Détail étonnant révélé par le propriétaire : la coque accidentée d’origine n’a pas été détruite. Elle a été transformée en œuvre d’art murale, exposée comme une sculpture dans une collection privée. Même endommagé, un morceau de HP Barchetta conserve une valeur considérable.
Les propriétaires : collectionneurs d’exception
Les trois détenteurs de HP Barchetta ne sont pas des acheteurs ordinaires. Ils appartiennent à un cercle très restreint de passionnés qui possèdent les moyens financiers et les relations nécessaires pour accéder aux créations les plus exclusives de Pagani.
Horacio Pagani conserve naturellement le premier exemplaire. Fondateur de la marque, il roule occasionnellement avec ses propres créations, notamment lors d’événements privés ou de shootings photos. Sa collection personnelle comprend plusieurs prototypes et modèles uniques jamais proposés à la vente.

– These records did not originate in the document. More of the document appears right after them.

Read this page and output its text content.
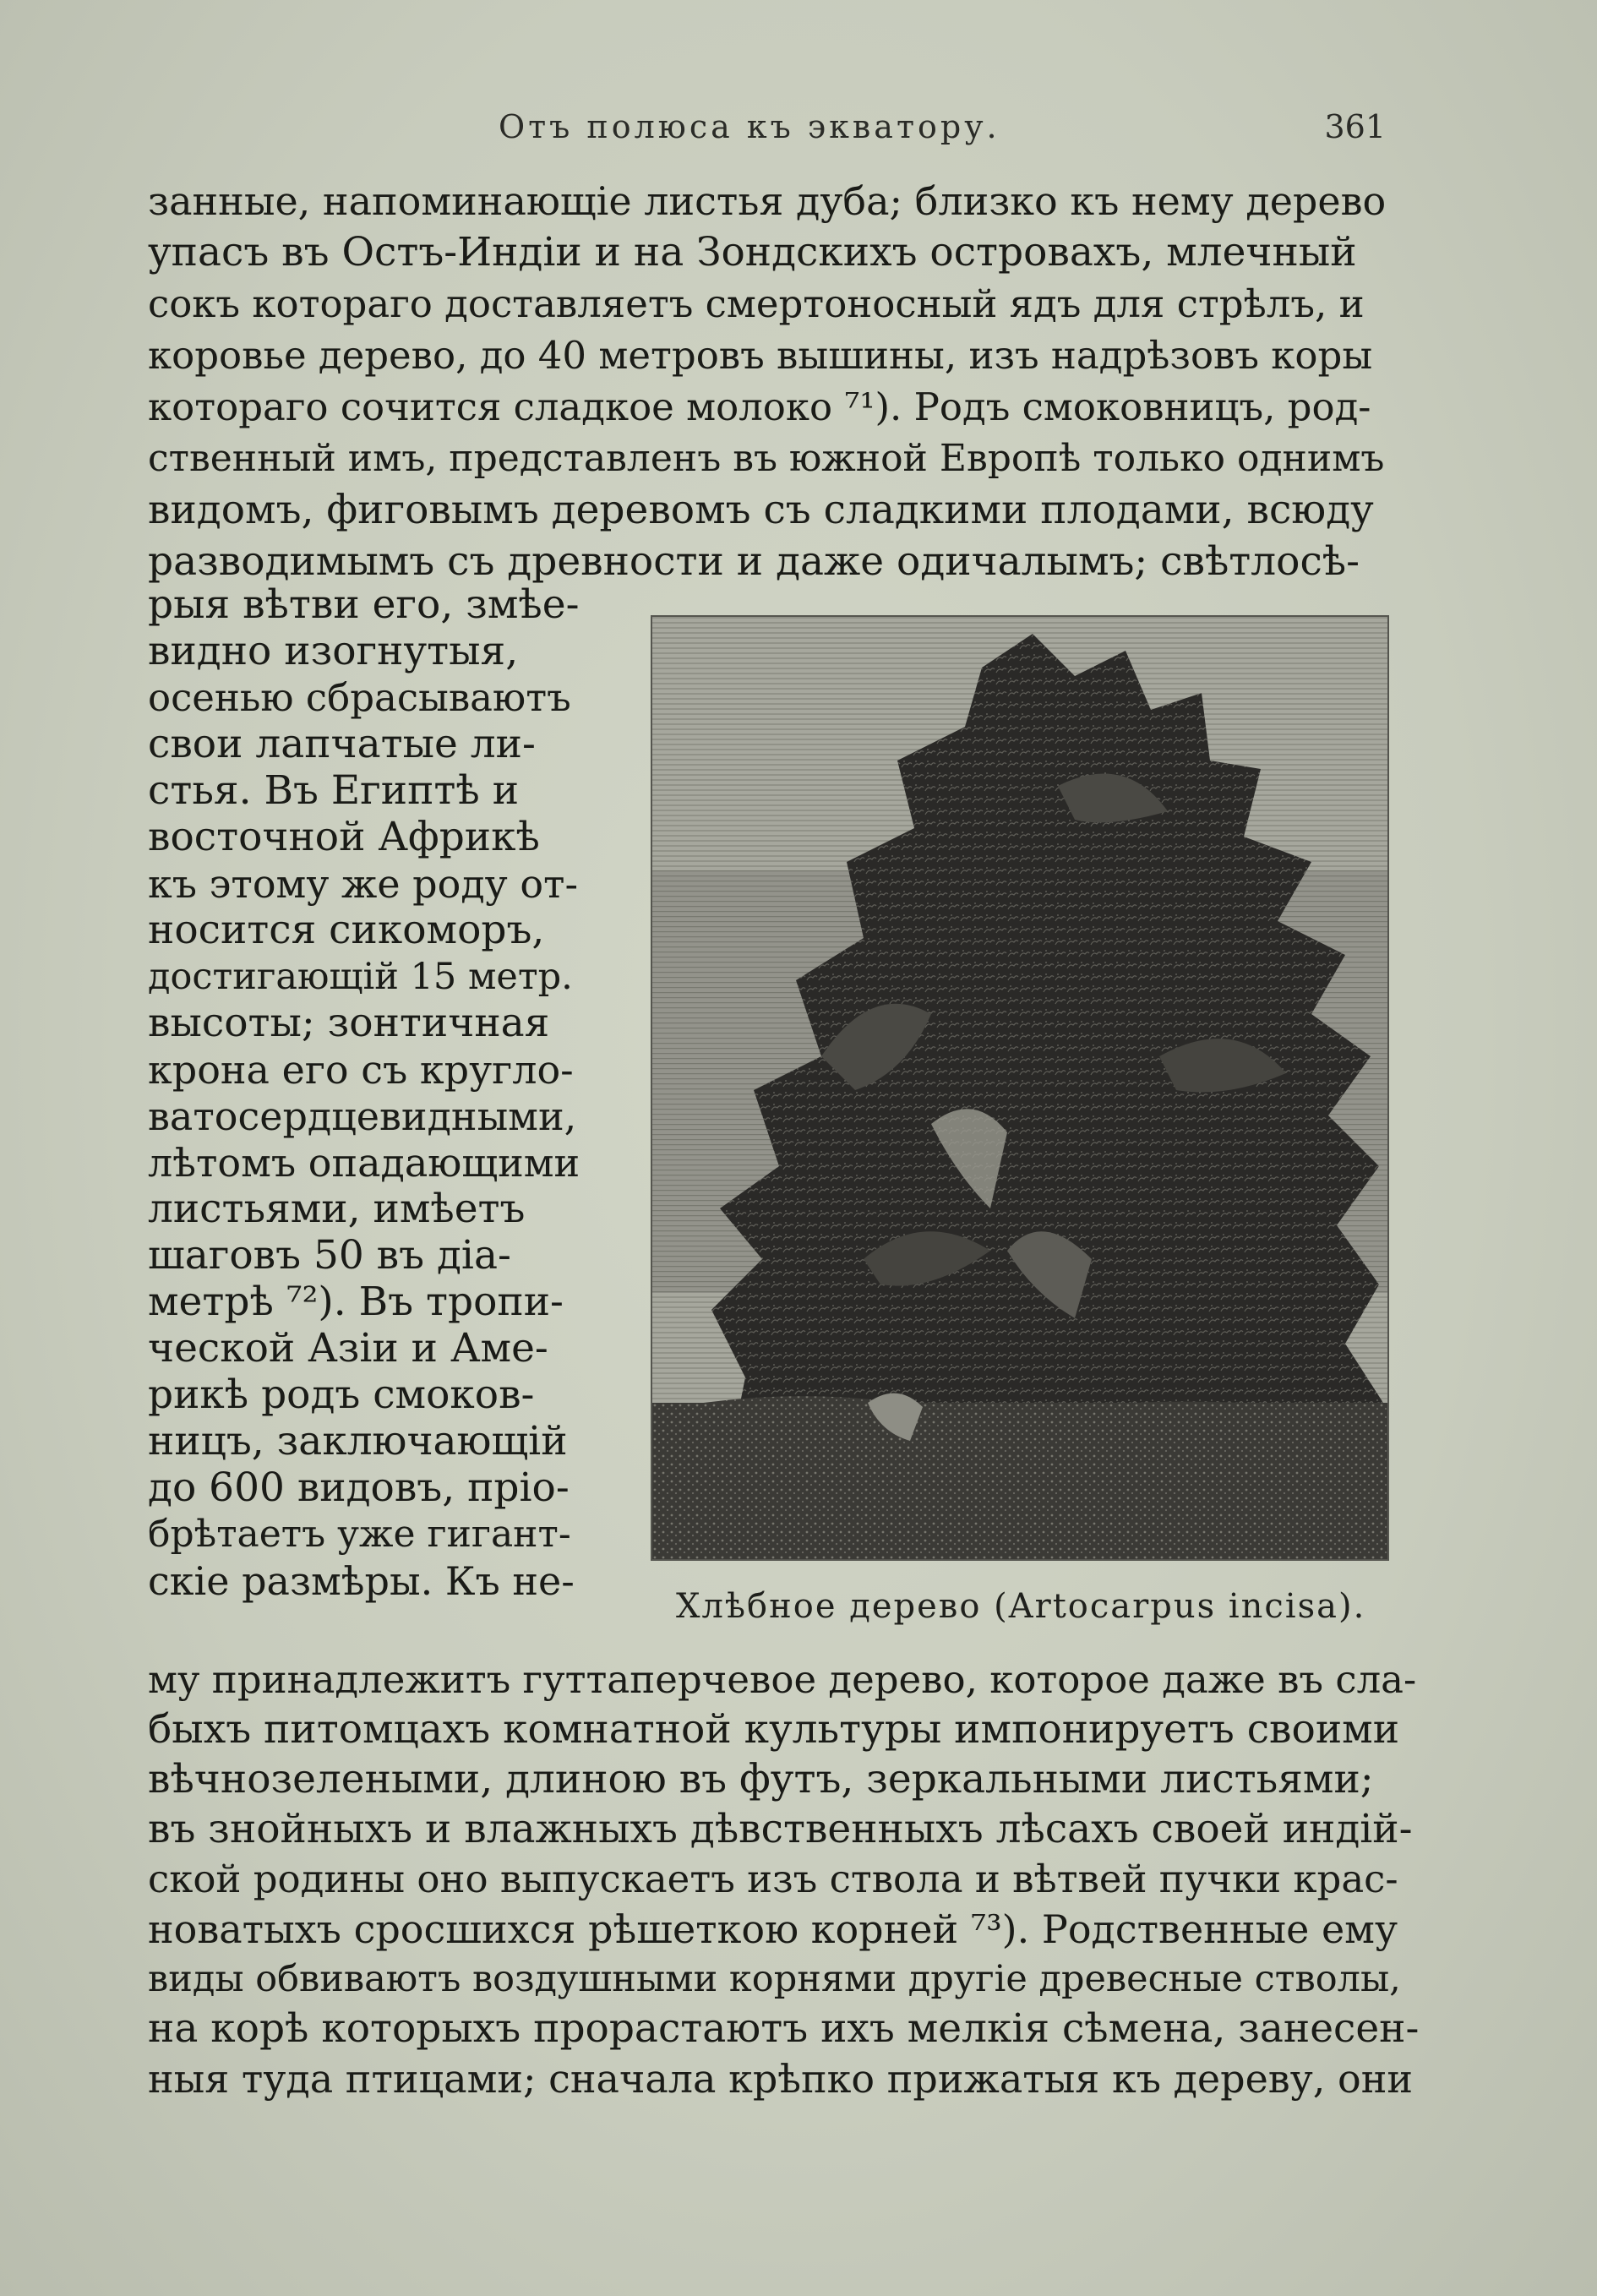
Отъ полюса къ экватору.	361
занные, напоминающіе листья дуба; близко къ нему дерево
упасъ въ Остъ-Индіи и на Зондскихъ островахъ, млечный
сокъ котораго доставляетъ смертоносный ядъ для стрѣлъ, и
коровье дерево, до 40 метровъ вышины, изъ надрѣзовъ коры
котораго сочится сладкое молоко ⁷¹). Родъ смоковницъ, род-
ственный имъ, представленъ въ южной Европѣ только однимъ
видомъ, фиговымъ деревомъ съ сладкими плодами, всюду
разводимымъ съ древности и даже одичалымъ; свѣтлосѣ-
рыя вѣтви его, змѣе-
видно изогнутыя,
осенью сбрасываютъ
свои лапчатые ли-
стья. Въ Египтѣ и
восточной Африкѣ
къ этому же роду от-
носится сикоморъ,
достигающій 15 метр.
высоты; зонтичная
крона его съ кругло-
ватосердцевидными,
лѣтомъ опадающими
листьями, имѣетъ
шаговъ 50 въ діа-
метрѣ ⁷²). Въ тропи-
ческой Азіи и Аме-
рикѣ родъ смоков-
ницъ, заключающій
до 600 видовъ, пріо-
брѣтаетъ уже гигант-
скіе размѣры. Къ не-
Хлѣбное дерево (Artocarpus incisa).
му принадлежитъ гуттаперчевое дерево, которое даже въ сла-
быхъ питомцахъ комнатной культуры импонируетъ своими
вѣчнозелеными, длиною въ футъ, зеркальными листьями;
въ знойныхъ и влажныхъ дѣвственныхъ лѣсахъ своей индій-
ской родины оно выпускаетъ изъ ствола и вѣтвей пучки крас-
новатыхъ сросшихся рѣшеткою корней ⁷³). Родственные ему
виды обвиваютъ воздушными корнями другіе древесные стволы,
на корѣ которыхъ прорастаютъ ихъ мелкія сѣмена, занесен-
ныя туда птицами; сначала крѣпко прижатыя къ дереву, они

Oleg Egorov, propriétaire du deuxième exemplaire, dirige TopCar Design, entreprise russe spécialisée dans la personnalisation de véhicules de luxe. Sa collection Pagani est l’une des plus complètes au monde : deux Zonda Cinque (coupé et roadster), une Zonda R de circuit, une Zonda 760 Roadster, une Zonda Tricolore aux couleurs de la patrouille acrobatique italienne, et une Huayra BC. La HP Barchetta représente la pièce maîtresse de cet ensemble.

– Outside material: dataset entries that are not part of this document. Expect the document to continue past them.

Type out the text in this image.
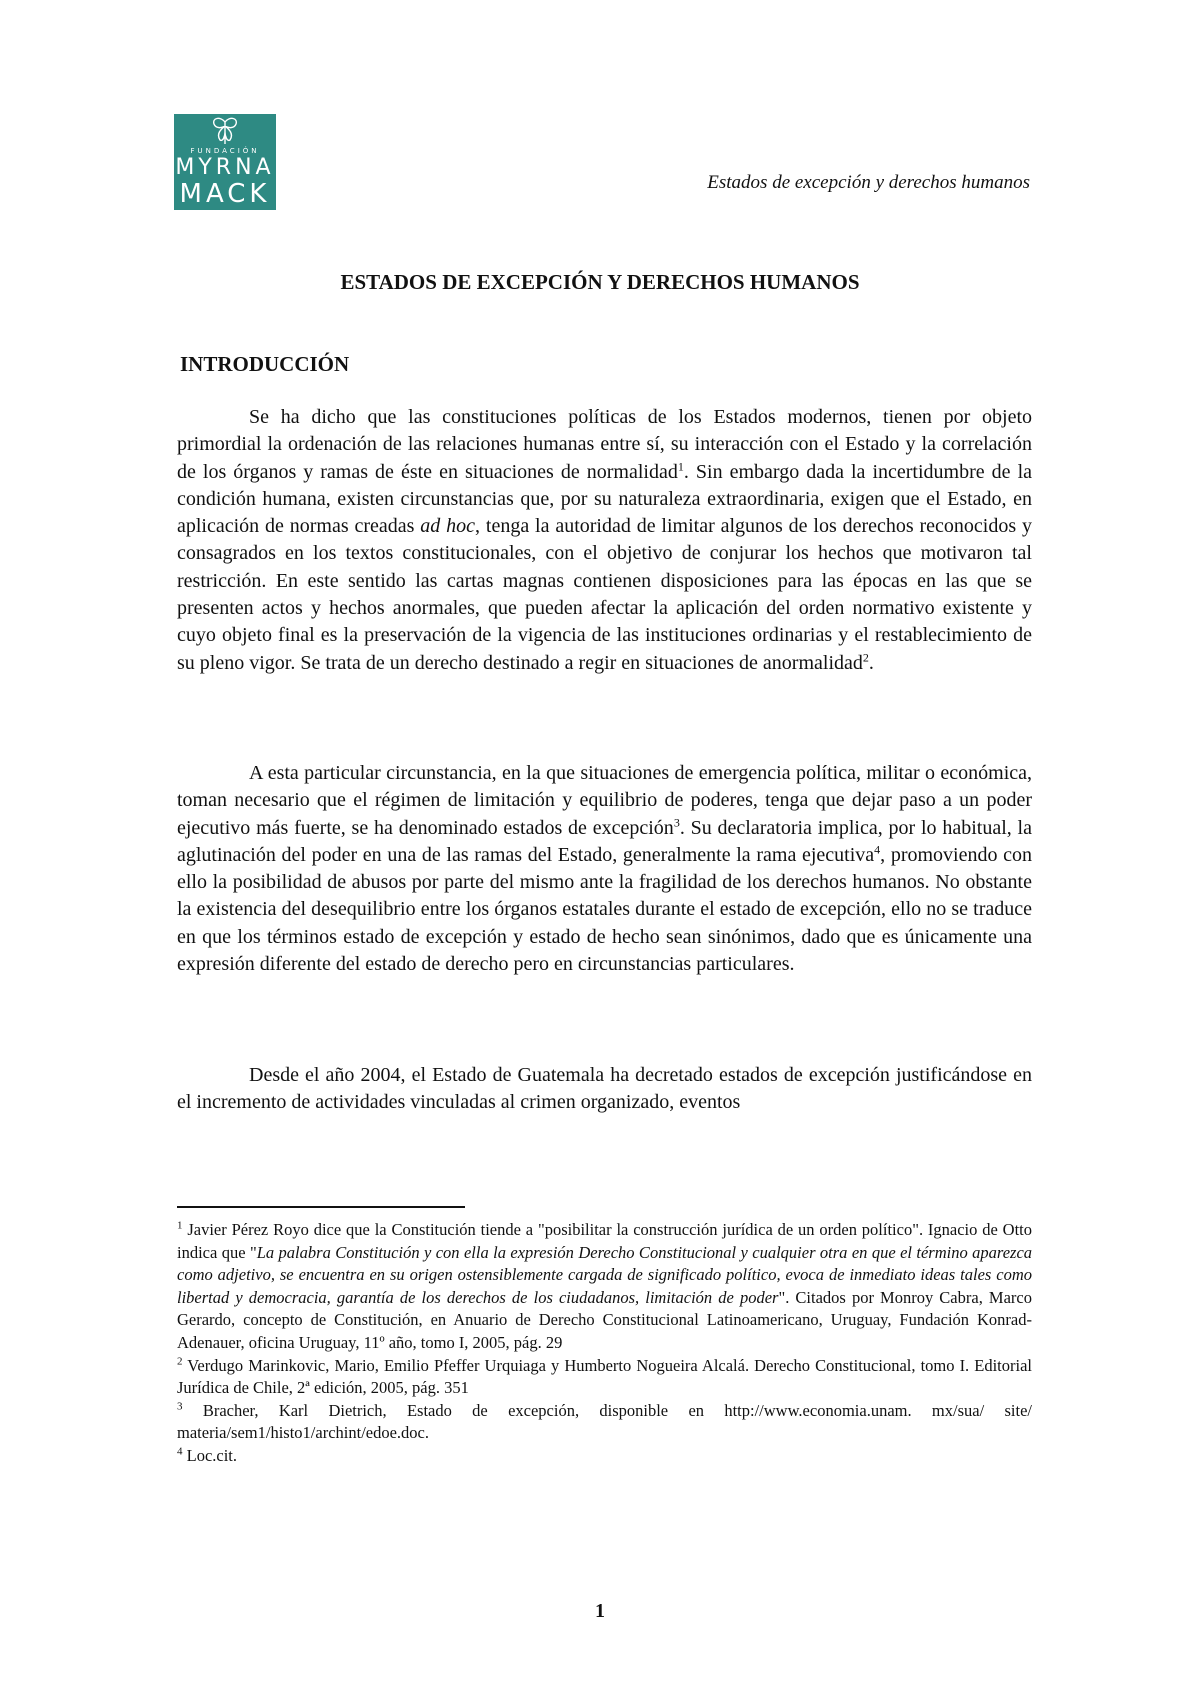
FUNDACIÓN
MYRNA
MACK	Estados de excepción y derechos humanos
ESTADOS DE EXCEPCIÓN Y DERECHOS HUMANOS
INTRODUCCIÓN

Se ha dicho que las constituciones políticas de los Estados modernos, tienen por objeto primordial la ordenación de las relaciones humanas entre sí, su interacción con el Estado y la correlación de los órganos y ramas de éste en situaciones de normalidad$^1$. Sin embargo dada la incertidumbre de la condición humana, existen circunstancias que, por su naturaleza extraordinaria, exigen que el Estado, en aplicación de normas creadas ad hoc, tenga la autoridad de limitar algunos de los derechos reconocidos y consagrados en los textos constitucionales, con el objetivo de conjurar los hechos que motivaron tal restricción. En este sentido las cartas magnas contienen disposiciones para las épocas en las que se presenten actos y hechos anormales, que pueden afectar la aplicación del orden normativo existente y cuyo objeto final es la preservación de la vigencia de las instituciones ordinarias y el restablecimiento de su pleno vigor. Se trata de un derecho destinado a regir en situaciones de anormalidad$^2$.

A esta particular circunstancia, en la que situaciones de emergencia política, militar o económica, toman necesario que el régimen de limitación y equilibrio de poderes, tenga que dejar paso a un poder ejecutivo más fuerte, se ha denominado estados de excepción$^3$. Su declaratoria implica, por lo habitual, la aglutinación del poder en una de las ramas del Estado, generalmente la rama ejecutiva$^4$, promoviendo con ello la posibilidad de abusos por parte del mismo ante la fragilidad de los derechos humanos. No obstante la existencia del desequilibrio entre los órganos estatales durante el estado de excepción, ello no se traduce en que los términos estado de excepción y estado de hecho sean sinónimos, dado que es únicamente una expresión diferente del estado de derecho pero en circunstancias particulares.

Desde el año 2004, el Estado de Guatemala ha decretado estados de excepción justificándose en el incremento de actividades vinculadas al crimen organizado, eventos

$^1$ Javier Pérez Royo dice que la Constitución tiende a "posibilitar la construcción jurídica de un orden político". Ignacio de Otto indica que "La palabra Constitución y con ella la expresión Derecho Constitucional y cualquier otra en que el término aparezca como adjetivo, se encuentra en su origen ostensiblemente cargada de significado político, evoca de inmediato ideas tales como libertad y democracia, garantía de los derechos de los ciudadanos, limitación de poder". Citados por Monroy Cabra, Marco Gerardo, concepto de Constitución, en Anuario de Derecho Constitucional Latinoamericano, Uruguay, Fundación Konrad-Adenauer, oficina Uruguay, 11º año, tomo I, 2005, pág. 29

$^2$ Verdugo Marinkovic, Mario, Emilio Pfeffer Urquiaga y Humberto Nogueira Alcalá. Derecho Constitucional, tomo I. Editorial Jurídica de Chile, 2ª edición, 2005, pág. 351

$^3$ Bracher, Karl Dietrich, Estado de excepción, disponible en http://www.economia.unam. mx/sua/ site/ materia/sem1/histo1/archint/edoe.doc.

$^4$ Loc.cit.

1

Le troisième propriétaire demeure plus discret. On sait que son exemplaire, entièrement noir avec bande dorée et détails or sur les étriers de frein et suspensions, a été livré en 2022. Les informations sur son identité restent confidentielles, comme souvent dans le monde des hypercars.
Ces trois collectionneurs partagent un point commun : une passion dévorante pour l’univers Pagani et une compréhension profonde de ce qui rend ces voitures si spéciales. Posséder une HP Barchetta ne relève pas du simple statut social. C’est reconnaître et préserver un morceau d’histoire automobile vivante.
Une œuvre d’art mécanique qui justifie chaque euro
La Pagani Zonda HP Barchetta ne se compare à rien. Elle referme 18 années d’excellence artisanale, 800 chevaux d’émotion brute et une rareté qui dépasse presque tout ce que l’industrie automobile a produit. À 17 millions de dollars, elle ne vise pas la raison mais l’émotion absolue. Pour trois privilégiés, elle incarne le summum de ce qu’une voiture peut représenter : un objet d’art roulant, rugissant et éternel.